Mayor Michelle Wu, a former council colleague who appointed Bok to the BHA role, committed $50 million to the Mildred C. Hailey Apartments a few months into taking mayoral office. About $1.6 billion of the governor’s proposed housing bond bill is targeted at repairing, rehabilitating, and modernizing the state’s more than 43,000 public housing units – “an area that’s been, frankly, really critically under-resourced for decades and decades,” Bok noted. 

“And then you’ve got a federal government where again, you’ve got decades and decades of disinvestment. We can’t hide that,” she said. 

But there, too, the tide has shifted on public housing, with federal money through the Inflation Reduction Act pouring down to the states with opportunities for climate resiliency improvements for public units. It’s pointing needed funding and attention to the climate aspect of housing, with cities like Boston committing to phasing out reliance on fossil fuels in public housing by 2030.

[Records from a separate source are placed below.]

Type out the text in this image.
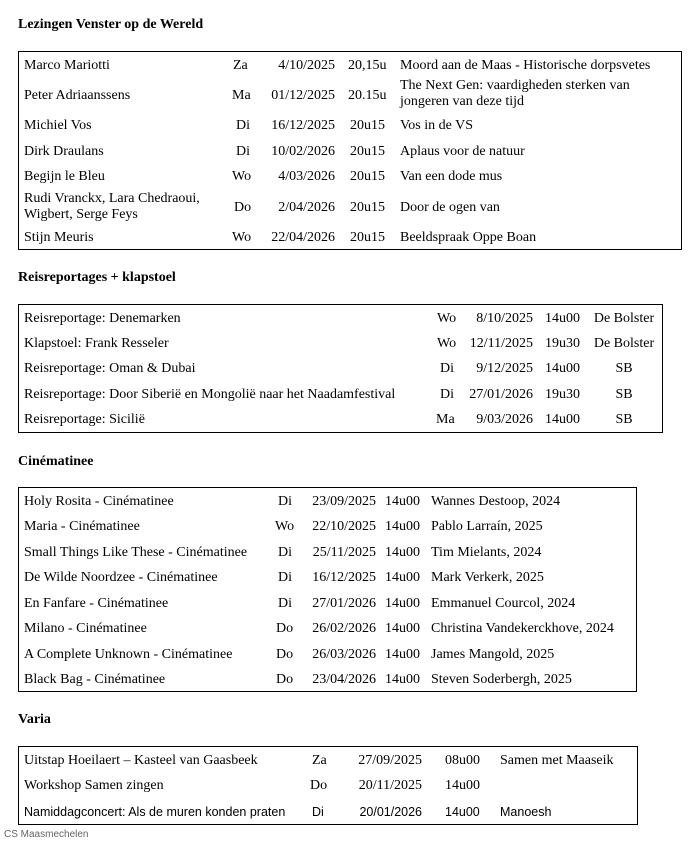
Lezingen Venster op de Wereld
Marco Mariotti	Za	4/10/2025 20,15u Moord aan de Maas - Historische dorpsvetes
Peter Adriaanssens	Ma	01/12/2025 20.15u
The Next Gen: vaardigheden sterken van jongeren van deze tijd
Michiel Vos	Di	16/12/2025 20u15 Vos in de VS
Dirk Draulans	Di	10/02/2026 20u15 Aplaus voor de natuur
Begijn le Bleu	Wo	4/03/2026 20u15 Van een dode mus
Rudi Vranckx, Lara Chedraoui, Wigbert, Serge Feys	Do	2/04/2026 20u15 Door de ogen van
Stijn Meuris	Wo	22/04/2026 20u15 Beeldspraak Oppe Boan
Reisreportages + klapstoel
Reisreportage: Denemarken	Wo	8/10/2025 14u00 De Bolster
Klapstoel: Frank Resseler	Wo 12/11/2025 19u30 De Bolster
Reisreportage: Oman & Dubai	Di	9/12/2025 14u00	SB
Reisreportage: Door Siberië en Mongolië naar het Naadamfestival	Di	27/01/2026 19u30	SB
Reisreportage: Sicilië	Ma	9/03/2026 14u00	SB
Cinématinee
Holy Rosita - Cinématinee	Di	23/09/2025 14u00 Wannes Destoop, 2024
Maria - Cinématinee	Wo	22/10/2025 14u00 Pablo Larraín, 2025
Small Things Like These - Cinématinee Di	25/11/2025 14u00 Tim Mielants, 2024
De Wilde Noordzee - Cinématinee	Di	16/12/2025 14u00 Mark Verkerk, 2025
En Fanfare - Cinématinee	Di	27/01/2026 14u00 Emmanuel Courcol, 2024
Milano - Cinématinee	Do	26/02/2026 14u00 Christina Vandekerckhove, 2024
A Complete Unknown - Cinématinee	Do	26/03/2026 14u00 James Mangold, 2025
Black Bag - Cinématinee	Do	23/04/2026 14u00 Steven Soderbergh, 2025
Varia
Uitstap Hoeilaert – Kasteel van Gaasbeek	Za	27/09/2025 08u00 Samen met Maaseik
Workshop Samen zingen	Do	20/11/2025 14u00
Namiddagconcert: Als de muren konden praten Di	20/01/2026 14u00 Manoesh
CS Maasmechelen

“We’re really excited about that, and it’s a really urgent goal, and it means that we have to spend every day working on it,” she said. The resources are there at the federal level, so “shame on us if we don’t chase those for the public housing portfolio. But I also think that putting public housing first in the green retrofit world, it’s partly about equity.”

The BHA serves very low-income, disproportionately Black and Brown Bostonians, Bok noted. Prioritizing public housing for green retrofitting is an environmental justice goal, “but also one of the ways that we on the public side can most impact the private market is by creating a market ourselves and by leading where they should follow,” she said.